An HTTP task does the following:

  1. TCP connect;

  2. additionally, the first task to establish a connection also performs a GET request to fetch a webpage (we cannot GET for all connections, because that would be websteps and would require a different data format).

An HTTPS task does the following:

  1. TCP connect;

  2. TLS handshake;

  3. additionally, the first task to handshake also performs a GET request to fetch a webpage iff the input URL was https://... (we cannot GET for all connections, because that would be websteps and would require a different data format).

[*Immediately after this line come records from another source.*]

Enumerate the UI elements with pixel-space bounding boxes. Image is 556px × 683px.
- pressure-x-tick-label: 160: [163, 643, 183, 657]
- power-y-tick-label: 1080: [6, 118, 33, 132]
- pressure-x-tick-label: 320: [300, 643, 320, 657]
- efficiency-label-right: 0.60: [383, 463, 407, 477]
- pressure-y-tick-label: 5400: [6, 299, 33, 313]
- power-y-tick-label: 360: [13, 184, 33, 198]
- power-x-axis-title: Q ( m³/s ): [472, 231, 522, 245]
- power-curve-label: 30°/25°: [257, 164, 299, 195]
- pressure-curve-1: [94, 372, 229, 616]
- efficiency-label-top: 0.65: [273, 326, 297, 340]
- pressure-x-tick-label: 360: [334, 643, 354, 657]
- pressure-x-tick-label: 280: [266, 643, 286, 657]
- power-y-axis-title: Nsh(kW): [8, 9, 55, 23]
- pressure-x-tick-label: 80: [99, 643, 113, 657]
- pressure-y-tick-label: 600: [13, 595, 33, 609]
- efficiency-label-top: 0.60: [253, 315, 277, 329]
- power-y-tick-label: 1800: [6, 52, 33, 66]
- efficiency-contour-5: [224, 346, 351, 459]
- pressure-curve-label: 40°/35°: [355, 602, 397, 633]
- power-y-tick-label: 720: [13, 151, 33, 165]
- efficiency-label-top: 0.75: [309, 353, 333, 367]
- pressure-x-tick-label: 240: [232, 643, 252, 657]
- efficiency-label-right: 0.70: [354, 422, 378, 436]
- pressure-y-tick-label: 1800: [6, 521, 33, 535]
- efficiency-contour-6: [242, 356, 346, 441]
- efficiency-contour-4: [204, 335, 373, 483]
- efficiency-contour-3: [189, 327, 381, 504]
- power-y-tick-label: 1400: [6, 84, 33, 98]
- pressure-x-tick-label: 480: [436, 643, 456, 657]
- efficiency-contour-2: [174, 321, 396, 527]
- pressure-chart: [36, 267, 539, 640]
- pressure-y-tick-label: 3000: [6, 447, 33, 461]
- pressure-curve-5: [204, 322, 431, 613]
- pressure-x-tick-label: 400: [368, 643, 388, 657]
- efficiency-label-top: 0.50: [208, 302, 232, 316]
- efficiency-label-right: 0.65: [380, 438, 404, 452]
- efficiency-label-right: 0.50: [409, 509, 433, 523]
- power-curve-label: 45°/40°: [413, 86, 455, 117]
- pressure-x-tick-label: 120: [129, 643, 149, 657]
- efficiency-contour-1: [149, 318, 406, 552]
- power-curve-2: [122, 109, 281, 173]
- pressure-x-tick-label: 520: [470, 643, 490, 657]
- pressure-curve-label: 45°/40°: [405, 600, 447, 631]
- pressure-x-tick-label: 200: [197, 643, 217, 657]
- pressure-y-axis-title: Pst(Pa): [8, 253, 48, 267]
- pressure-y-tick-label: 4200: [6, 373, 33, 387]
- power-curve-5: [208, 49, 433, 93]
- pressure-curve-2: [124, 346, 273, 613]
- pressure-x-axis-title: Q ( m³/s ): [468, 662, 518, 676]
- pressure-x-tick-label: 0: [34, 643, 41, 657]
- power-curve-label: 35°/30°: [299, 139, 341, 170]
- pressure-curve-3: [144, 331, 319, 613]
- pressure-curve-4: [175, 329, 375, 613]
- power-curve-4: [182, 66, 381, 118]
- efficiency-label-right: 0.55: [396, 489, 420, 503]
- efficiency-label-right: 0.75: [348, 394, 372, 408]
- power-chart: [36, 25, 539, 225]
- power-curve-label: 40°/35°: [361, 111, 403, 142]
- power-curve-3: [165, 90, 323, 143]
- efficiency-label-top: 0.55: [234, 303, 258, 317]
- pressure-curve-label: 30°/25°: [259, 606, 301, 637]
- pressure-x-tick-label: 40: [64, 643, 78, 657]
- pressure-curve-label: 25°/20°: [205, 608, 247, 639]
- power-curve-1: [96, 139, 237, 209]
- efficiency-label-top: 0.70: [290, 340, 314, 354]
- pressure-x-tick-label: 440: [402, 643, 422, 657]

If fetching the webpage returns a redirect, we start a new DNS task passing it the redirect URL as the new URL to measure, thus transferring the control again to dnsresolvers.go. We do not call the test helper again when this happens, though. The Web Connectivity test helper already follows the whole redirect chain, so we would need to change the test helper to get information on each flow. If we fetched more than one webpage per redirect chain, this experiment would be websteps.

Additionally, when the test helper terminates, control.go may run HTTP and/or HTTPS tasks (when applicable) for new IP addresses discovered using the test helper that were previously unknown to the probe, thus collecting extra information.

When several connections are racing to fetch a webpage, we need specific logic to choose which of them to give the permission to actually fetch the webpage. This logic lives inside the priority.go file.

When all tasks complete, either because we reach a final state or because we have followed too many redirects, we use code inside analysiscore.go to compute the top-level test keys. We emit the blocking and accessible keys we emitted before as well as new keys, prefixed by x_ to indicate that they're experimental.

Limitations and next steps

Further changes are probably possible. Departing too radically from the Web Connectivity model, though, will lead us to have a websteps implementation (but then the data model would most likely be different).